I was raised by a bigot who would have given Archie Bunker a run for his money. Very few minorities in my life, very little diversity in the areas where I lived. I knew a lot of words that were not PC even then, but I didn’t know what most of them meant or that they were not acceptable. I don’t think this was unusual in the 50’s, 60’s, 70’s. I see a lot of people use the would ‘jipped’ online, when of course they mean gypped, and it comes gypsies being cheats. Once I learned this I stopped using the word, and I cringe when I see others use it. Of course I do not use any of the terms I grew up hearing, including Oriental or Chinaman and have requested, many times, that my parents not use them as I have a Chinese daughter. They try, but they still use the terms sometimes. They don’t really see them as derogatory because they don’t mean them that way, and don’t understand why someone would mind being called that.
My kids are so different, but in some ways so naive. They didn’t grow up hearing these terms and don’t know what many of them mean so if they heard one, they might think the term was acceptable. If they learned it in a song, they’d sing along. Should they know better? Yes. Do they? I know they aren’t always thinking straight.
I do think there is a herd mentality when a group of college aged kids gets together, with alcohol. They don’t think, they just sing along and everyone laughs and they are more encouraged. Was this same song being sung in 1988? 1996? Sure, there just weren’t recordings of it because there weren’t cell phones. Wasn’t right then, still isn’t right.
Kids are idiots. Kids get caught sexting and shoplifting in middle school because now everything is recorded. Teachers are recorded in class losing their tempers and belittling kids, and now everyone is shocked. It’s been going on for decades. Everything is bigger than life now because we can record it and see it on the news. I used the examples of kids getting caught doing stupid things all the time with my kids, the 8th graders getting expelled for sexting, the 16 year old driver being charges for kids riding on the hood of the car, the glee club being disbanded because they wrecked the music room, saying ‘see what happens when you don’t think!’ I sure hope they think before going along with the team, the group, the sorority prank. I hope they are kind, inclusive, having fun without hurting others. But they are 18 and immature so I can’t guarantee anything.
However, they won’t be attending conferences where they learn racist songs. That doesn’t mean they won’t sing racist songs, but they won’t be part of a national friendship group where those songs are a tradition of some sort and where at least some members have been handing them down to newer members for a while. They have less access to culturally approved racism. imho. ymmv.
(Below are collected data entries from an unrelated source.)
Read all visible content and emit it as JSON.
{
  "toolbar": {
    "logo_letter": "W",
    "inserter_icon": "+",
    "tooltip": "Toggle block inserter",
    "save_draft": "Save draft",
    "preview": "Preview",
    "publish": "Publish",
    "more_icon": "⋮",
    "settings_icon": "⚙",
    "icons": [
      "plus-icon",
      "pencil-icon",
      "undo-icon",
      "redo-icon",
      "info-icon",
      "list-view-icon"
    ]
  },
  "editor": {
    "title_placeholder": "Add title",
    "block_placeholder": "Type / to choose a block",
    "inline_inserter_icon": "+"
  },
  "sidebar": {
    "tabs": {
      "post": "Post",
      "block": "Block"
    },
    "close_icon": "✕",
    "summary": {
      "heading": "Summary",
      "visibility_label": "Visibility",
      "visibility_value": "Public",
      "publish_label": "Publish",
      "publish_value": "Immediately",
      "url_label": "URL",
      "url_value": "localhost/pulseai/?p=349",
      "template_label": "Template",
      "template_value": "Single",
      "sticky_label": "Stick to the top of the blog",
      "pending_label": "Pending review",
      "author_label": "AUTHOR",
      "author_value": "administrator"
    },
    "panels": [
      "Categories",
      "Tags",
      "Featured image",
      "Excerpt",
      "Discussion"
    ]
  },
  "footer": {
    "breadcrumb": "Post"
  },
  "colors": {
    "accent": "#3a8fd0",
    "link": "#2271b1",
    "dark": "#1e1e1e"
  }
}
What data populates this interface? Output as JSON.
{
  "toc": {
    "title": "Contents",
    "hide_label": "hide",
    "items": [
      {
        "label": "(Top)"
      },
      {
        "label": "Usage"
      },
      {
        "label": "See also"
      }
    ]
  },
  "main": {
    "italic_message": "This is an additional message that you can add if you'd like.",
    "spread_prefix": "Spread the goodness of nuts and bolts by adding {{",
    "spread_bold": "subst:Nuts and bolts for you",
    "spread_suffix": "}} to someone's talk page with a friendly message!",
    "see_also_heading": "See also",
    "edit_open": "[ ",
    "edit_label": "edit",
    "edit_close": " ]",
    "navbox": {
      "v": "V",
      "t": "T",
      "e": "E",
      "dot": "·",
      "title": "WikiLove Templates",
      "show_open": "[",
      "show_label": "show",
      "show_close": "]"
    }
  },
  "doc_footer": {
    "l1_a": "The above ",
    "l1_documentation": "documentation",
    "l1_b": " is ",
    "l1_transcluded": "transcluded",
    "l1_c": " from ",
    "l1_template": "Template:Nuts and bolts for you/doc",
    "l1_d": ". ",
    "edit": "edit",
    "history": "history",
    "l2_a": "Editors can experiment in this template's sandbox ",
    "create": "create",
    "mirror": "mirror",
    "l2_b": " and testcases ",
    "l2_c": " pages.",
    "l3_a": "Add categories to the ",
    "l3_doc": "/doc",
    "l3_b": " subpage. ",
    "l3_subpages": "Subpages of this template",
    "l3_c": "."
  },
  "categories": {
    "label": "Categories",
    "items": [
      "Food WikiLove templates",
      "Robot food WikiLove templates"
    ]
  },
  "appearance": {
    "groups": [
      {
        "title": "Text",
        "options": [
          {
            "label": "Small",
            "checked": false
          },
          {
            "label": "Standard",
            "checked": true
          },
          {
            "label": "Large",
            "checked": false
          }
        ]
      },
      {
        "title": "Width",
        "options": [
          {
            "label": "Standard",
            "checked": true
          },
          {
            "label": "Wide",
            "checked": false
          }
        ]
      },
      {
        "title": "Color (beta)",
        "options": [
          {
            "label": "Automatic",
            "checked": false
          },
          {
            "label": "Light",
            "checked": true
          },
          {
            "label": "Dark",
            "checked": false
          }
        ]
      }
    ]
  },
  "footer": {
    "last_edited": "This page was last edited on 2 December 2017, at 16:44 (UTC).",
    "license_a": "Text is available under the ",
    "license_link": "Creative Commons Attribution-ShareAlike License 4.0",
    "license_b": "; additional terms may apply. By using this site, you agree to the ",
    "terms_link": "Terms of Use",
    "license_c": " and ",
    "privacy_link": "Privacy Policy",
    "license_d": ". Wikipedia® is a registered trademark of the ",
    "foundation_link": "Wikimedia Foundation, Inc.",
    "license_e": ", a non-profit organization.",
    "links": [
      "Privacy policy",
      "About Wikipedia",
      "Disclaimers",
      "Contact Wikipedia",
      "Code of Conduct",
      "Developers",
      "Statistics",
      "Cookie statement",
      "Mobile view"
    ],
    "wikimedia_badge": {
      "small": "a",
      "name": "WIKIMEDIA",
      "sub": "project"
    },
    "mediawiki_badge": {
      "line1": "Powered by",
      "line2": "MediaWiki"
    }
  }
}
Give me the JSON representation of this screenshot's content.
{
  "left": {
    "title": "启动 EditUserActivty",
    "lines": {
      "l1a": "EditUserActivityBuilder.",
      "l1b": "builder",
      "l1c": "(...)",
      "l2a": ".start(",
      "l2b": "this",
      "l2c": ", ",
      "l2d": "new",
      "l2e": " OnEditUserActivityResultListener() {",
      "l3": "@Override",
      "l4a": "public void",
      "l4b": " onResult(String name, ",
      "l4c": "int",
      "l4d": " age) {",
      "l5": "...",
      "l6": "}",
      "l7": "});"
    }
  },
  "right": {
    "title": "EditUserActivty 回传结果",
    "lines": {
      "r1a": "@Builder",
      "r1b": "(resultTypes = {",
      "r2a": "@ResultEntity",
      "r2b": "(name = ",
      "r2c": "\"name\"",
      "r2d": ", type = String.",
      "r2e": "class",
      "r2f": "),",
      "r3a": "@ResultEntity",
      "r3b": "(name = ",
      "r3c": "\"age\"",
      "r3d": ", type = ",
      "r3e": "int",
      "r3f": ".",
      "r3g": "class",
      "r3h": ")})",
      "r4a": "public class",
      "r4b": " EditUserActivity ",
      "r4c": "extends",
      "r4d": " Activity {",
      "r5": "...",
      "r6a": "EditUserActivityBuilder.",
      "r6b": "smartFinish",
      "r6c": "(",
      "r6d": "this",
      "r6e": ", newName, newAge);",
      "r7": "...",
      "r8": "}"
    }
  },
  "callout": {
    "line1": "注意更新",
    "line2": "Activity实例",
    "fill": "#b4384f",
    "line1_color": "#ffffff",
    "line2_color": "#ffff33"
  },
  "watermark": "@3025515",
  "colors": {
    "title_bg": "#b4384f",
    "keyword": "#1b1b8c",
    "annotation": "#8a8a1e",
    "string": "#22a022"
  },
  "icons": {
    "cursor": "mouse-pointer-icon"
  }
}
What happens when we disband the rapey fraternities? I don’t know. Will all the potential rapists on campus find each other and continue to victimize women? Will a group of guys who meet in the dorm decide to set up a face book page showing photos of nude unconscious women? Will they have easy access to nude, unconscious women to take those photos? I would hope at least it will make it a bit more difficult for them. Fraternities make it really easy for like minded individuals to find each other and I do believe the culture corrupts.
I think some student deaths (like the hazing death I described up-thread) don’t happen in the absence of fraternities. Maybe some bands do this as well. I am not at all familiar with band culture. If it is a pervasive problem in bands, I’m for banning them as well. It is a long term, pervasive fraternity problem. it is nothing new. Education has not helped.
"If belonging to a national organization means you have no association with the national organization whatsoever in any way, shape or form, why do you belong in the national organization? What does it even mean to belong to a national organization, if you disavow everything that they do that you don’t like? "
That’s not what I said, CF. I am saying that a national organization only has so much oversight on the individual behavior of members. If they find out, of course they can sanction them, kick them out, etc. - my, just like SAE national once they heard of the OU situation. But there’s this oddness on here where it’s assumed that just because national says don’t do X, that they have some magical power over the individuals.
BoolaHi seemed to be under some delusion that the n-word chant was part of the SAE official agenda because it’s systemic. That’s completely ridiculous. Of course it’s not. But all they can do is say to their chapters - guys, this kind of behavior isn’t tolerated, if we hear it, we will shut it down. They can’t “prevent” Brother BillyBob from quietly saying to Brother JoeBob, “hey, ha ha, get a load of this funny chant I learned.”
My national was two blocks away from my house. (Actually, SAE’s national is two blocks away in the other direction! LOL) They were there as guidance and support. But if we decided to sing silly, ribald songs among ourselves in the privacy of our bedrooms, precisely how should they have monitored and dealt with that?